How to achieve high availability and performance in middleware?

= ability of the system to scale dynamically when the input load changes
- the users should not feel any changes
horizontal X vertical scaling
also the network bandwidth is important
- it does not matter if I have X servers, if the network bandwidth is slow → it’s still slow for users
- we can reduce the network usage by caching

SLA = Service Level Agreement = guarantee of service availability
to be available means that the server instance fail does not affect the application availability and performance
- if it fails, the copy of the failed object should finish the job
  - the copy has to be available
  - the processing state has to be replicated
- this is called Application failover
if a server instance fails, the operation should continue on another instance
- therefore, the processing state has to be replicated

clients want the fastest response time
- achieved throught caching, good configuration of middleware/service and asychronous handling of CPU intensive tasks
QPS = queries per second, performance metric
- it’s good to be cached
it needs to be properly monitored (part of DevOps) and tuned
- tuning is based on collected, filtered, stored and presented data about the performance
  - from the application server, DB, OS etc. (has many utilities for monitoring)
- we can use commercial solutions
- open source examples: Elasticstack

Load balancing

load balancers distribute a load to multiple apps/object instances (they often run on different servers and they can share the load equally/with preferences)
load balancer also checks the health of different app instances
there could be software and hardware load balancers
how to select the server?
- round robin
- with least active connections
- with least average response time (e.g. to receive the response header/receive the full response body)
- hash from the IP or any arbitrary element determines the server
there could be a limit on the maximum number of connections for each server
- additional requests are in the queue
server slow-start - do not send a full load of request to the server, when it’s still recovering to avoid time outs

a DNS record (e.g. some website) has multiple IP addresses assigned to it (e.g. multiple servers) and the LB distributes the requests based on Round Robin algorithm
pros
- very simple to implement
cons
- no health checks (on the load or health)
- cached IP addresses take long to be completely reassigned

uses Reverse proxy, to assign requests to more servers
- clients don’t know the IP addresses of the servers, they are “behind” the LB
performs health checks
- one negative health check does not mean the instance is unhealthy
  - has to be a defined threshold of consecutive negative health checks to remove the server from the active servers list
HTTP sticky sessions
- some servers have some sessions for current users and it’s good to send those user’s requests to the same servers (to use to session data)
- Session
- 2 options:
  - passive cookie persistence - LB uses the Cookie from the server
  - active cookie persistence - LB adds it’s own Cookie
    - sticky cookie = the cookie added by the LB (it scans the requests and responses)

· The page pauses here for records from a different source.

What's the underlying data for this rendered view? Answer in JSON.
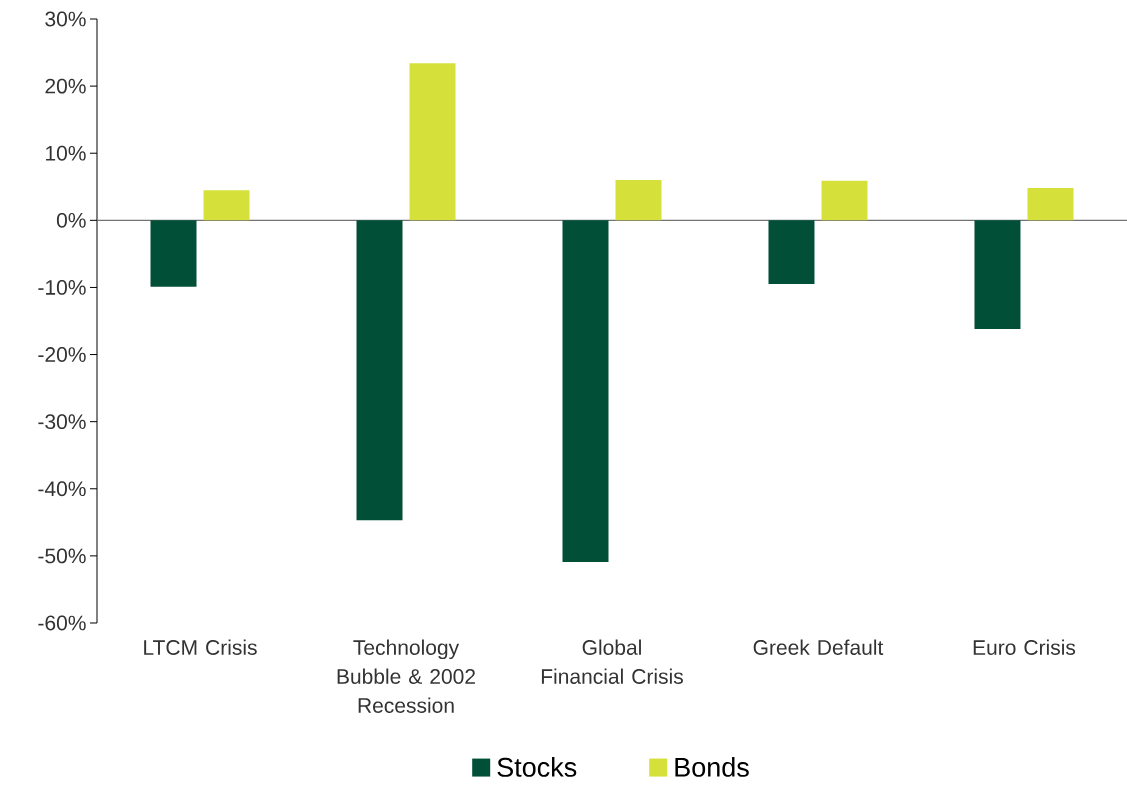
{
  "chart_data": {
    "type": "bar",
    "categories": [
      "LTCM Crisis",
      "Technology Bubble & 2002 Recession",
      "Global Financial Crisis",
      "Greek Default",
      "Euro Crisis"
    ],
    "series": [
      {
        "name": "Stocks",
        "color": "#024f38",
        "values": [
          -9.9,
          -44.7,
          -50.9,
          -9.5,
          -16.2
        ]
      },
      {
        "name": "Bonds",
        "color": "#d6e03a",
        "values": [
          4.5,
          23.4,
          6.0,
          5.9,
          4.8
        ]
      }
    ],
    "ylim": [
      -60,
      30
    ],
    "yticks": [
      {
        "value": -60,
        "label": "-60%"
      },
      {
        "value": -50,
        "label": "-50%"
      },
      {
        "value": -40,
        "label": "-40%"
      },
      {
        "value": -30,
        "label": "-30%"
      },
      {
        "value": -20,
        "label": "-20%"
      },
      {
        "value": -10,
        "label": "-10%"
      },
      {
        "value": 0,
        "label": "0%"
      },
      {
        "value": 10,
        "label": "10%"
      },
      {
        "value": 20,
        "label": "20%"
      },
      {
        "value": 30,
        "label": "30%"
      }
    ],
    "legend": "bottom"
  }
}
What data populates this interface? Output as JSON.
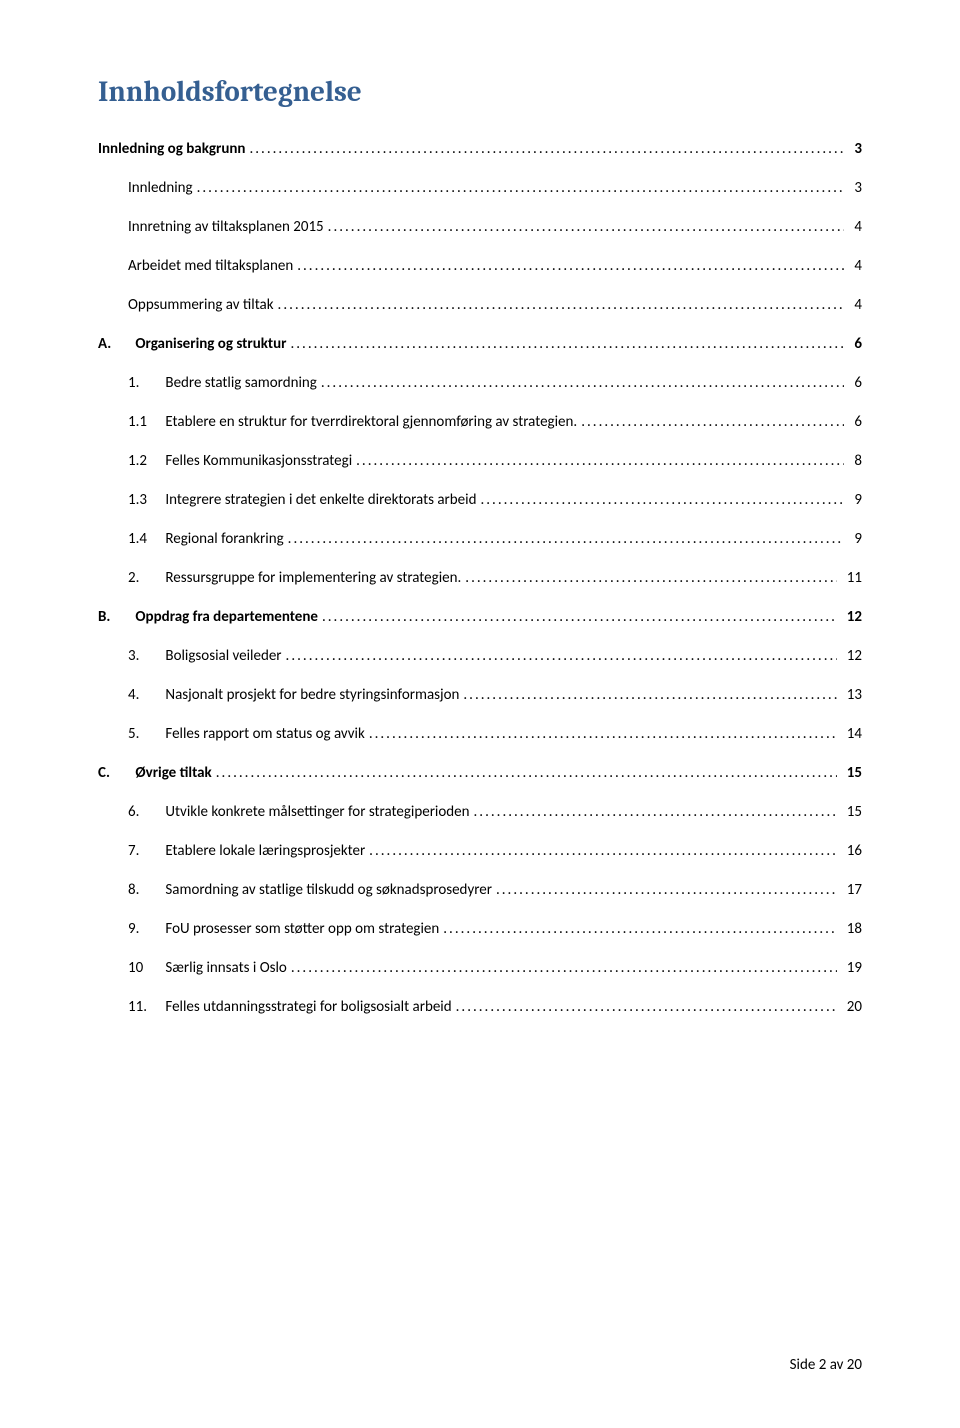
{
  "colors": {
    "heading": "#355f91",
    "text": "#000000",
    "background": "#ffffff"
  },
  "typography": {
    "heading_font": "Cambria",
    "body_font": "Calibri",
    "heading_size_pt": 21,
    "body_size_pt": 11
  },
  "toc": {
    "title": "Innholdsfortegnelse",
    "entries": [
      {
        "indent": 0,
        "bold": true,
        "prefix": "",
        "label": "Innledning og bakgrunn",
        "page": "3"
      },
      {
        "indent": 1,
        "bold": false,
        "prefix": "",
        "label": "Innledning",
        "page": "3"
      },
      {
        "indent": 1,
        "bold": false,
        "prefix": "",
        "label": "Innretning av tiltaksplanen 2015",
        "page": "4"
      },
      {
        "indent": 1,
        "bold": false,
        "prefix": "",
        "label": "Arbeidet med tiltaksplanen",
        "page": "4"
      },
      {
        "indent": 1,
        "bold": false,
        "prefix": "",
        "label": "Oppsummering av tiltak",
        "page": "4"
      },
      {
        "indent": 0,
        "bold": true,
        "prefix": "A.",
        "label": "Organisering og struktur",
        "page": "6"
      },
      {
        "indent": 1,
        "bold": false,
        "prefix": "1.",
        "label": "Bedre statlig samordning",
        "page": "6"
      },
      {
        "indent": 1,
        "bold": false,
        "prefix": "1.1",
        "label": "Etablere en struktur for tverrdirektoral gjennomføring av strategien.",
        "page": "6"
      },
      {
        "indent": 1,
        "bold": false,
        "prefix": "1.2",
        "label": "Felles Kommunikasjonsstrategi",
        "page": "8"
      },
      {
        "indent": 1,
        "bold": false,
        "prefix": "1.3",
        "label": "Integrere strategien i det enkelte direktorats arbeid",
        "page": "9"
      },
      {
        "indent": 1,
        "bold": false,
        "prefix": "1.4",
        "label": "Regional forankring",
        "page": "9"
      },
      {
        "indent": 1,
        "bold": false,
        "prefix": "2.",
        "label": "Ressursgruppe for implementering av strategien.",
        "page": "11"
      },
      {
        "indent": 0,
        "bold": true,
        "prefix": "B.",
        "label": "Oppdrag fra departementene",
        "page": "12"
      },
      {
        "indent": 1,
        "bold": false,
        "prefix": "3.",
        "label": "Boligsosial veileder",
        "page": "12"
      },
      {
        "indent": 1,
        "bold": false,
        "prefix": "4.",
        "label": "Nasjonalt prosjekt for bedre styringsinformasjon",
        "page": "13"
      },
      {
        "indent": 1,
        "bold": false,
        "prefix": "5.",
        "label": "Felles rapport om status og avvik",
        "page": "14"
      },
      {
        "indent": 0,
        "bold": true,
        "prefix": "C.",
        "label": "Øvrige tiltak",
        "page": "15"
      },
      {
        "indent": 1,
        "bold": false,
        "prefix": "6.",
        "label": "Utvikle konkrete målsettinger for strategiperioden",
        "page": "15"
      },
      {
        "indent": 1,
        "bold": false,
        "prefix": "7.",
        "label": "Etablere lokale læringsprosjekter",
        "page": "16"
      },
      {
        "indent": 1,
        "bold": false,
        "prefix": "8.",
        "label": "Samordning av statlige tilskudd og søknadsprosedyrer",
        "page": "17"
      },
      {
        "indent": 1,
        "bold": false,
        "prefix": "9.",
        "label": "FoU prosesser som støtter opp om strategien",
        "page": "18"
      },
      {
        "indent": 1,
        "bold": false,
        "prefix": "10",
        "label": "Særlig innsats i Oslo",
        "page": "19"
      },
      {
        "indent": 1,
        "bold": false,
        "prefix": "11.",
        "label": "Felles utdanningsstrategi for boligsosialt arbeid",
        "page": "20"
      }
    ]
  },
  "footer": {
    "text": "Side 2 av 20"
  }
}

Session is persistently in the DB
- Sticky HTTP session is not required (as all servers have access to the Session data)
Session is in the In-memory of one of the servers
- The primary servers holds the session data in the memory, the secondary server holds its replica
- The Cookie contains all information about the primary/secondary servers + the location in the memory of the primary server
- the LB redirects according to the information in the session (to primary, if unhealthy, to secondary, if unhealthy, to any other server - but the session information is lost (side effects))